The Spanish government has confiscated ballot boxes, detained Catalan officials, blocked electoral websites, and threatened sedition charges for anyone who helps facilitate the vote. Thousands of Spanish police officers have been deployed to Barcelona, Catalonia’s capital, and other towns, leading to the potential for confrontation or even violence. Catalans have begun to occupy polling places, challenging security forces to kick them out.
“The government will have big difficulties stopping the referendum in the territory, the state simply cannot control the whole region, but they will try to prevent it taking place in key areas such as Barcelona,” Lluis Orriols Galve, a professor of politics at the Carlos III University of Madrid, told Al Jazeera.
Polls have shown that support for independence has hovered below 50 percent, with the vast majority of people approving of the chance to put the issue to a vote.
In 2010, Spain’s Constitutional Court struck down a law that would have given Catalonia “nation status” within Spain. The court also blocked a 2014 attempt at a referendum, which evolved into a nonbinding poll in which 80 percent of voters favored independence — but with less than half of the electorate participating. The leader who orchestrated that vote, Artur Mas, was banned from holding public office for two years.
Spanish prime minister Mariano Rajoy, who fiercely opposes the referendum, has much to lose politically. If Catalonia votes for independence, or the vote turns into a fiasco, he could be pushed out of power.
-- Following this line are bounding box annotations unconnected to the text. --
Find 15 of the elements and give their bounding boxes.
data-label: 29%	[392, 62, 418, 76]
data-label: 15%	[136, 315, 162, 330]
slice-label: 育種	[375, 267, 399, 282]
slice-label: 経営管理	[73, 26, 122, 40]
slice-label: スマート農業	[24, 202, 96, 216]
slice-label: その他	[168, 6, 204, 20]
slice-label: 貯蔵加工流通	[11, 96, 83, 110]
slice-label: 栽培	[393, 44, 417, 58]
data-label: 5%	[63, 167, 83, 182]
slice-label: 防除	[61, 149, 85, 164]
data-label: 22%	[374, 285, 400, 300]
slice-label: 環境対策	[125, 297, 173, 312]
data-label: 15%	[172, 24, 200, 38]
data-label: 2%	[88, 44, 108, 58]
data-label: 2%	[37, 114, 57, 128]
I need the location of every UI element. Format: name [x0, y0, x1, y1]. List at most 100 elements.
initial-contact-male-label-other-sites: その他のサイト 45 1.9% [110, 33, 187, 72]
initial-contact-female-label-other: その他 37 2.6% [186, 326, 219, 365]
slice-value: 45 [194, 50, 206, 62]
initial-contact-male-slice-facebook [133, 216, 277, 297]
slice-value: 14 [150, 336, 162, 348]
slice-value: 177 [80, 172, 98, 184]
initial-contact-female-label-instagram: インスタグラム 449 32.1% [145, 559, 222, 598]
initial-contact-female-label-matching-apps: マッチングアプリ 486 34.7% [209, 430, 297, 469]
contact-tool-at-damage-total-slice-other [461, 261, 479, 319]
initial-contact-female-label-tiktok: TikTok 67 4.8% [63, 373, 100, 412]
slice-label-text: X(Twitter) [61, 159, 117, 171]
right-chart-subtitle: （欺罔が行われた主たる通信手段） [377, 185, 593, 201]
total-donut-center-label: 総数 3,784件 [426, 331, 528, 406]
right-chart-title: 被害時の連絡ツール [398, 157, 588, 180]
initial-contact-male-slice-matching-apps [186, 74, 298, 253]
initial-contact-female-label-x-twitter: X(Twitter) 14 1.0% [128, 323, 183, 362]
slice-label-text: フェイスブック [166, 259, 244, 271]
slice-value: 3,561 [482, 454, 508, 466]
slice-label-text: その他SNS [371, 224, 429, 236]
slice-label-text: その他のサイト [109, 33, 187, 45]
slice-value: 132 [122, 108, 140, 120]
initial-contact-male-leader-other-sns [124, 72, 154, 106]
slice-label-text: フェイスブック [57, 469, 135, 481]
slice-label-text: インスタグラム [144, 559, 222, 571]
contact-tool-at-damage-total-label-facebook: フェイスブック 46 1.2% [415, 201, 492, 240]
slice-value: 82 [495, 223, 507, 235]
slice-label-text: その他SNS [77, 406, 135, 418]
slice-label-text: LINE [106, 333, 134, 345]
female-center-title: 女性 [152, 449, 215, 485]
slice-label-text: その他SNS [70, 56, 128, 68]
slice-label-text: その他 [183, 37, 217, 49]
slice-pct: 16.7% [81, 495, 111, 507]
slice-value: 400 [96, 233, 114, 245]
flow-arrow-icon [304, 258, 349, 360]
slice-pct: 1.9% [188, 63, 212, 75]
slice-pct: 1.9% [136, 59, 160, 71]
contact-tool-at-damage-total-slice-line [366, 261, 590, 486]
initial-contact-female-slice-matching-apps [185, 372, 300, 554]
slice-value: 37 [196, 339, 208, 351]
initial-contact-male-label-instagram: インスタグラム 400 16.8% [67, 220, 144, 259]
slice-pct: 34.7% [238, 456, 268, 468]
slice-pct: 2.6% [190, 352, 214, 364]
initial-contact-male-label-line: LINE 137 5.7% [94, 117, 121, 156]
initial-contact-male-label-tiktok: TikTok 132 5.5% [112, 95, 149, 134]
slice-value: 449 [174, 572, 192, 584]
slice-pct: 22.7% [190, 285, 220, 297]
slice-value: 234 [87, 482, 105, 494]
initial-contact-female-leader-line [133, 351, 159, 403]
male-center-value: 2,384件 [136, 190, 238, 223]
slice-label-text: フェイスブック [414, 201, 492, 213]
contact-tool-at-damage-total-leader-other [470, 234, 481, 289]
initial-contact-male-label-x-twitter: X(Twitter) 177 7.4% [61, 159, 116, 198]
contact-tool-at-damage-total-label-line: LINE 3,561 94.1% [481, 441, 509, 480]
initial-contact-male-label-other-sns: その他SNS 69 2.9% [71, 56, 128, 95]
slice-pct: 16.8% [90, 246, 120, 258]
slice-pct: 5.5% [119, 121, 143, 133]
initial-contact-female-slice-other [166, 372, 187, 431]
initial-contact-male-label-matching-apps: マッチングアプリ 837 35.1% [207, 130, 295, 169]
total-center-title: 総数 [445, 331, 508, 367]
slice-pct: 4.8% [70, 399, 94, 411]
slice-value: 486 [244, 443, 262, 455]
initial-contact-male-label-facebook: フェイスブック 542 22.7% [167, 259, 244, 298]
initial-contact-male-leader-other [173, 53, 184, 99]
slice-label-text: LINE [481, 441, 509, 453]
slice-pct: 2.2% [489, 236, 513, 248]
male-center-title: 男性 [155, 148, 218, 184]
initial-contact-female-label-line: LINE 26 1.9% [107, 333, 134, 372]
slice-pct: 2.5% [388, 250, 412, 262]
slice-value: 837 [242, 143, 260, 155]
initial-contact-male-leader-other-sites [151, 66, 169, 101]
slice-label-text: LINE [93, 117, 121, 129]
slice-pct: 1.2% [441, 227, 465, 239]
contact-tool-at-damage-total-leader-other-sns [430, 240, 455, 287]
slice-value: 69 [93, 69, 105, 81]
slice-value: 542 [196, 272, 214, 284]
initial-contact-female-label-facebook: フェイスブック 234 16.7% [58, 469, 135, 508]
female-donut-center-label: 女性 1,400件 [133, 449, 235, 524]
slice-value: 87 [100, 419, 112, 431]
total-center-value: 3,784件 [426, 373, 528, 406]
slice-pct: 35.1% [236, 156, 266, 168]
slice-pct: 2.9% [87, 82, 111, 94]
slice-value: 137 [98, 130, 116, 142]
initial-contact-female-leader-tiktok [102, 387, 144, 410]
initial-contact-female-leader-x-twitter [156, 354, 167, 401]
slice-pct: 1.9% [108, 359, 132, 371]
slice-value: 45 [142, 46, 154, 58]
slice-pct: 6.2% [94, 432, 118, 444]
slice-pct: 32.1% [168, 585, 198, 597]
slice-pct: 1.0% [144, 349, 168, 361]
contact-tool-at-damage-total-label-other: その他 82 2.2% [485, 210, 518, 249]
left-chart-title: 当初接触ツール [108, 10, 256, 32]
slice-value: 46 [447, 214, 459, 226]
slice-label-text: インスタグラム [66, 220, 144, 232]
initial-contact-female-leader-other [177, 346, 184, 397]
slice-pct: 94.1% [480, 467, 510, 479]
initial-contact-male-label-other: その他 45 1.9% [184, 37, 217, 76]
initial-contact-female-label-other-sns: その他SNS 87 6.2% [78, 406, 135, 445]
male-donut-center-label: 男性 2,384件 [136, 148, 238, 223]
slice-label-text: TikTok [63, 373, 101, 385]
Catalonia, where residents speak Catalan as opposed to the Castilian Spanish spoken almost everywhere else in the country, has maintained a strong regional identity for hundreds of years, and its history has been punctuated with bouts of separatist fervor dating back to the 17th century. “We have been waiting for this moment for 300 years,” one enthusiastic teenager told the New York Times.
Catalonia briefly became its own republic within the Iberian Federation in the early 1930s, and Barcelona was at the vanguard of resistance to General Francisco Franco. But after Franco triumphed in the country’s traumatic civil war, he repressed Catalan culture during his decades in power. After Franco died and Spain transitioned to democracy in the mid-1970s, Barcelona was granted semi-autonomous status, and the region developed into an economically thriving tourist magnet, boosted by Barcelona’s successful 1992 Olympics. Catalonia is the country’s most prosperous region.
Spain was left economically devastated by the global recession that began in 2008, with unemployment rates rivaling the United States during the Great Depression. Many Catalans resented the central government’s role in the country’s crisis and felt that Catalonia, as an economic powerhouse, was being shortchanged by Madrid. Such economic grievances fueled the thirst for true independence in the region, which had never really gone away.
If Catalonia does vote for independence and manages to break away from Spain, both sides are likely take a hit. Whether Catalonia could prosper as an independent nation is an open question — as is what will happen on Sunday.